Start counting -- the hairs on your comb, not on your head.
In the June issue ofArchives of Dermatology, scientists demonstrate that a so-called "60-second hair count" is a simple and reliable away to get a grip on whether you're balding and, if so, how fast.
The procedure, which can be carried out in the convenience of your own home, may reassure the adult male -- or not.
"Hair loss is fraught with emotions... Here is a hair count that allows the person to get a handle as to what's going on with their hair," said Dr. Jeffrey Miller, senior author of the study and associate professor of dermatology at Penn State College of Medicine in Hershey, Penn. "With something like the 60-second hair count, you can participate and monitor in an objective fashion what's going on with your hair."
"The reality is that hair loss is incredibly common among men and women. Fifty percent of both genders will have hair loss by the age of 50. That's a big number," added Dr. Doris Day, an attending physician in dermatology at Lenox Hill Hospital in New York City. "It affects how you're perceived, your ability to date and climb that corporate ladder."
Both the media and dermatology experts are fond of proclaiming that shedding 100 hairs a day is normal. (That's probably too high, Miller said.) But there is little scientific evidence for that number, which is based on the assumption that the average scalp holds 100,000 hairs, 10 percent of which are at any one time in the telogen, or resting, phase.
Not only do experts not know how much hair loss is normal, they also don't have any standardized way of assessing the amount of hair lost on an average day.

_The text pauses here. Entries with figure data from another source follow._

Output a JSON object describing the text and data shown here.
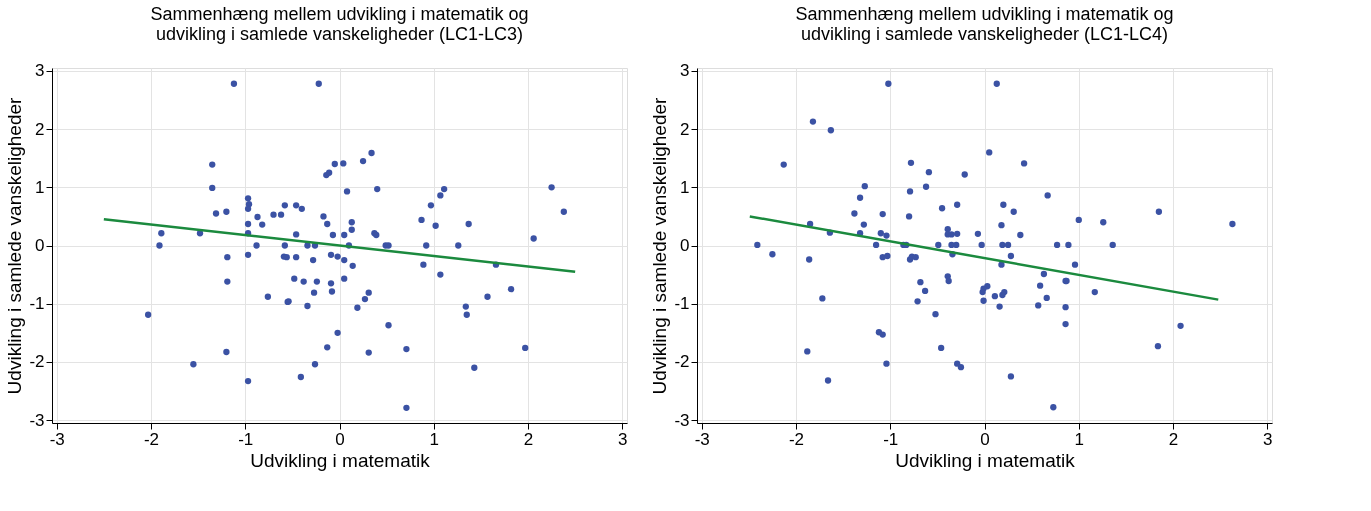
{
  "chart_data": [
    {
      "type": "scatter",
      "title": "Sammenhæng mellem udvikling i matematik og\nudvikling i samlede vanskeligheder (LC1-LC3)",
      "xlabel": "Udvikling i matematik",
      "ylabel": "Udvikling i samlede vanskeligheder",
      "xlim": [
        -3.05,
        3.05
      ],
      "ylim": [
        -3.05,
        3.05
      ],
      "xticks": [
        -3,
        -2,
        -1,
        0,
        1,
        2,
        3
      ],
      "yticks": [
        -3,
        -2,
        -1,
        0,
        1,
        2,
        3
      ],
      "grid": true,
      "legend": false,
      "marker": "circle",
      "series": [
        {
          "type": "scatter",
          "color": "#3b52a4",
          "x": [
            -1.12,
            -0.22,
            -1.35,
            -0.05,
            -0.14,
            -0.11,
            -1.35,
            -0.97,
            -0.96,
            -0.97,
            -1.31,
            -1.2,
            -0.87,
            -0.7,
            -0.62,
            -0.58,
            -0.46,
            -0.4,
            -0.82,
            -0.97,
            -0.17,
            -0.13,
            -0.07,
            -1.89,
            -1.48,
            -0.97,
            -0.46,
            -1.91,
            -0.88,
            -0.58,
            -0.34,
            -0.26,
            -1.19,
            -0.97,
            -0.59,
            -0.56,
            -0.46,
            -0.28,
            -0.09,
            -0.02,
            -1.19,
            -0.76,
            -0.55,
            -0.54,
            -0.48,
            -0.38,
            -0.24,
            -0.27,
            -0.09,
            -0.08,
            -0.34,
            -2.03,
            -0.02,
            -0.13,
            -1.2,
            -0.26,
            -1.55,
            -0.41,
            -0.97,
            0.04,
            0.25,
            0.34,
            0.08,
            0.4,
            0.13,
            0.13,
            0.05,
            0.37,
            0.39,
            0.1,
            0.49,
            0.52,
            0.05,
            0.14,
            0.05,
            0.31,
            0.27,
            0.19,
            0.52,
            0.31,
            0.71,
            0.71,
            0.87,
            0.97,
            1.07,
            1.11,
            1.02,
            0.92,
            1.26,
            1.37,
            0.89,
            1.07,
            1.66,
            1.82,
            1.57,
            1.34,
            1.35,
            1.43,
            1.97,
            2.06,
            2.25,
            2.38
          ],
          "values": [
            2.78,
            2.78,
            1.39,
            1.4,
            1.21,
            1.25,
            0.99,
            0.81,
            0.71,
            0.63,
            0.55,
            0.58,
            0.49,
            0.53,
            0.53,
            0.69,
            0.69,
            0.63,
            0.36,
            0.37,
            0.5,
            0.37,
            0.18,
            0.21,
            0.21,
            0.21,
            0.19,
            0.0,
            0.0,
            0.0,
            0.0,
            0.0,
            -0.2,
            -0.16,
            -0.19,
            -0.2,
            -0.2,
            -0.25,
            -0.16,
            -0.19,
            -0.62,
            -0.88,
            -0.97,
            -0.96,
            -0.57,
            -0.62,
            -0.62,
            -0.81,
            -0.65,
            -0.79,
            -1.04,
            -1.19,
            -1.5,
            -1.75,
            -1.83,
            -2.04,
            -2.04,
            -2.26,
            -2.33,
            1.41,
            1.45,
            1.59,
            0.93,
            0.97,
            0.4,
            0.27,
            0.18,
            0.21,
            0.18,
            0.0,
            0.0,
            0.0,
            -0.25,
            -0.35,
            -0.57,
            -0.81,
            -0.92,
            -1.07,
            -1.37,
            -1.84,
            -1.78,
            -2.79,
            0.44,
            0.69,
            0.86,
            0.97,
            0.34,
            0.0,
            0.0,
            0.37,
            -0.33,
            -0.5,
            -0.33,
            -0.75,
            -0.88,
            -1.05,
            -1.19,
            -2.1,
            -1.76,
            0.12,
            1.0,
            0.58
          ]
        },
        {
          "type": "line",
          "color": "#1b8a3e",
          "marker": "none",
          "x": [
            -2.5,
            2.5
          ],
          "values": [
            0.45,
            -0.45
          ]
        }
      ]
    },
    {
      "type": "scatter",
      "title": "Sammenhæng mellem udvikling i matematik og\nudvikling i samlede vanskeligheder (LC1-LC4)",
      "xlabel": "Udvikling i matematik",
      "ylabel": "Udvikling i samlede vanskeligheder",
      "xlim": [
        -3.05,
        3.05
      ],
      "ylim": [
        -3.05,
        3.05
      ],
      "xticks": [
        -3,
        -2,
        -1,
        0,
        1,
        2,
        3
      ],
      "yticks": [
        -3,
        -2,
        -1,
        0,
        1,
        2,
        3
      ],
      "grid": true,
      "legend": false,
      "marker": "circle",
      "series": [
        {
          "type": "scatter",
          "color": "#3b52a4",
          "x": [
            -1.02,
            -1.82,
            -1.63,
            -2.13,
            -0.78,
            -0.59,
            -0.21,
            -1.27,
            -0.79,
            -0.62,
            -1.32,
            -0.45,
            -0.29,
            -1.38,
            -1.08,
            -0.8,
            -1.85,
            -1.28,
            -1.64,
            -1.32,
            -1.1,
            -1.04,
            -0.39,
            -0.39,
            -0.35,
            -0.29,
            -0.07,
            -2.41,
            -1.15,
            -0.86,
            -0.83,
            -0.49,
            -0.35,
            -0.3,
            -2.25,
            -1.86,
            -1.08,
            -1.03,
            -0.79,
            -0.77,
            -0.73,
            -0.34,
            -0.39,
            -0.38,
            -0.68,
            -0.63,
            -0.71,
            -1.72,
            -0.52,
            -1.12,
            -1.08,
            -0.46,
            -1.88,
            -1.04,
            -0.29,
            -0.25,
            -1.66,
            0.13,
            0.05,
            0.42,
            0.67,
            0.2,
            0.31,
            0.18,
            0.38,
            -0.03,
            0.19,
            0.25,
            0.77,
            0.89,
            1.0,
            1.26,
            1.36,
            1.85,
            2.63,
            0.28,
            0.18,
            0.96,
            0.63,
            0.86,
            0.87,
            0.59,
            0.03,
            -0.01,
            -0.02,
            -0.01,
            0.11,
            0.19,
            0.21,
            0.66,
            0.16,
            0.57,
            0.86,
            1.17,
            0.86,
            2.08,
            1.84,
            0.28,
            0.73
          ],
          "values": [
            2.78,
            2.13,
            1.98,
            1.39,
            1.42,
            1.26,
            1.22,
            1.02,
            0.93,
            1.01,
            0.82,
            0.64,
            0.7,
            0.55,
            0.54,
            0.5,
            0.37,
            0.36,
            0.22,
            0.21,
            0.21,
            0.17,
            0.28,
            0.19,
            0.19,
            0.2,
            0.2,
            0.01,
            0.01,
            0.01,
            0.01,
            0.01,
            0.01,
            0.01,
            -0.15,
            -0.24,
            -0.2,
            -0.18,
            -0.24,
            -0.19,
            -0.2,
            -0.15,
            -0.53,
            -0.61,
            -0.63,
            -0.78,
            -0.96,
            -0.91,
            -1.18,
            -1.49,
            -1.53,
            -1.76,
            -1.82,
            -2.03,
            -2.03,
            -2.09,
            -2.32,
            2.78,
            1.6,
            1.41,
            0.86,
            0.7,
            0.58,
            0.35,
            0.18,
            0.01,
            0.01,
            0.01,
            0.01,
            0.01,
            0.44,
            0.4,
            0.01,
            0.58,
            0.37,
            -0.18,
            -0.33,
            -0.33,
            -0.49,
            -0.61,
            -0.61,
            -0.69,
            -0.7,
            -0.74,
            -0.8,
            -0.95,
            -0.87,
            -0.85,
            -0.8,
            -0.9,
            -1.05,
            -1.03,
            -1.06,
            -0.8,
            -1.35,
            -1.38,
            -1.73,
            -2.25,
            -2.78
          ]
        },
        {
          "type": "line",
          "color": "#1b8a3e",
          "marker": "none",
          "x": [
            -2.49,
            2.48
          ],
          "values": [
            0.5,
            -0.93
          ]
        }
      ]
    }
  ]
}
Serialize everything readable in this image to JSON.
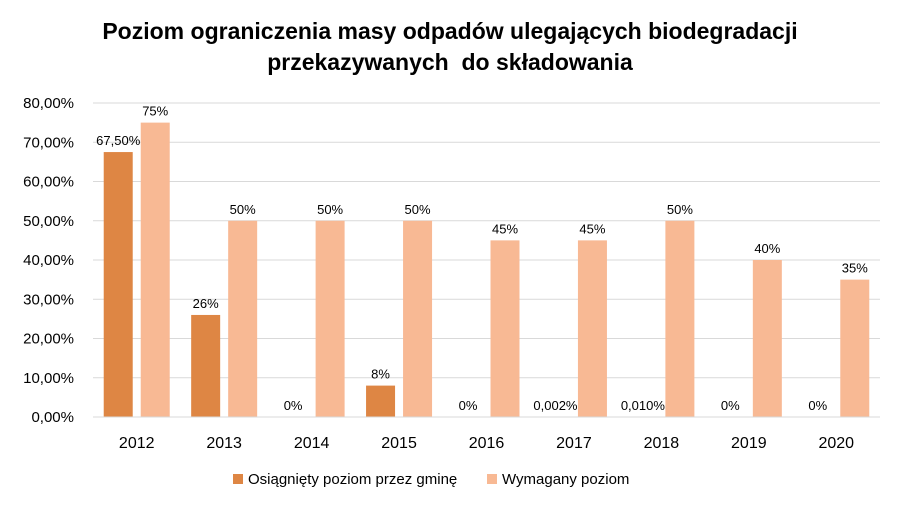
{
  "chart_data": {
    "type": "bar",
    "title_lines": [
      "Poziom ograniczenia masy odpadów ulegających biodegradacji",
      "przekazywanych  do składowania"
    ],
    "categories": [
      "2012",
      "2013",
      "2014",
      "2015",
      "2016",
      "2017",
      "2018",
      "2019",
      "2020"
    ],
    "series": [
      {
        "name": "Osiągnięty poziom przez gminę",
        "color": "#DE8644",
        "values": [
          67.5,
          26,
          0,
          8,
          0,
          0.002,
          0.01,
          0,
          0
        ],
        "labels": [
          "67,50%",
          "26%",
          "0%",
          "8%",
          "0%",
          "0,002%",
          "0,010%",
          "0%",
          "0%"
        ]
      },
      {
        "name": "Wymagany  poziom",
        "color": "#F8B994",
        "values": [
          75,
          50,
          50,
          50,
          45,
          45,
          50,
          40,
          35
        ],
        "labels": [
          "75%",
          "50%",
          "50%",
          "50%",
          "45%",
          "45%",
          "50%",
          "40%",
          "35%"
        ]
      }
    ],
    "ylim": [
      0,
      80
    ],
    "yticks": [
      0,
      10,
      20,
      30,
      40,
      50,
      60,
      70,
      80
    ],
    "ytick_labels": [
      "0,00%",
      "10,00%",
      "20,00%",
      "30,00%",
      "40,00%",
      "50,00%",
      "60,00%",
      "70,00%",
      "80,00%"
    ],
    "grid": true,
    "legend_position": "bottom",
    "gridline_color": "#D9D9D9"
  }
}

"We keep saying the same things over and over, that it's normal to lose 100 hairs a day," Day said. "The question is, how normal is it and what is normal in terms of hair loss."
The "wash test" involves washing one's hair over a sink five days after the last shampoo, a waiting period some might find objectionable.
A more up-to-date method is the 60-second hair count, used in this study.
Sixty healthy men aged 20 to 60 without evidence of baldness participated. All were white and all but one had straight hair. (The authors excluded, for the most part, men with curly hair and long hair "because of the difficulty of running a comb through the hair, which would lead to increased numbers of broken" hairs, which weren't counted.)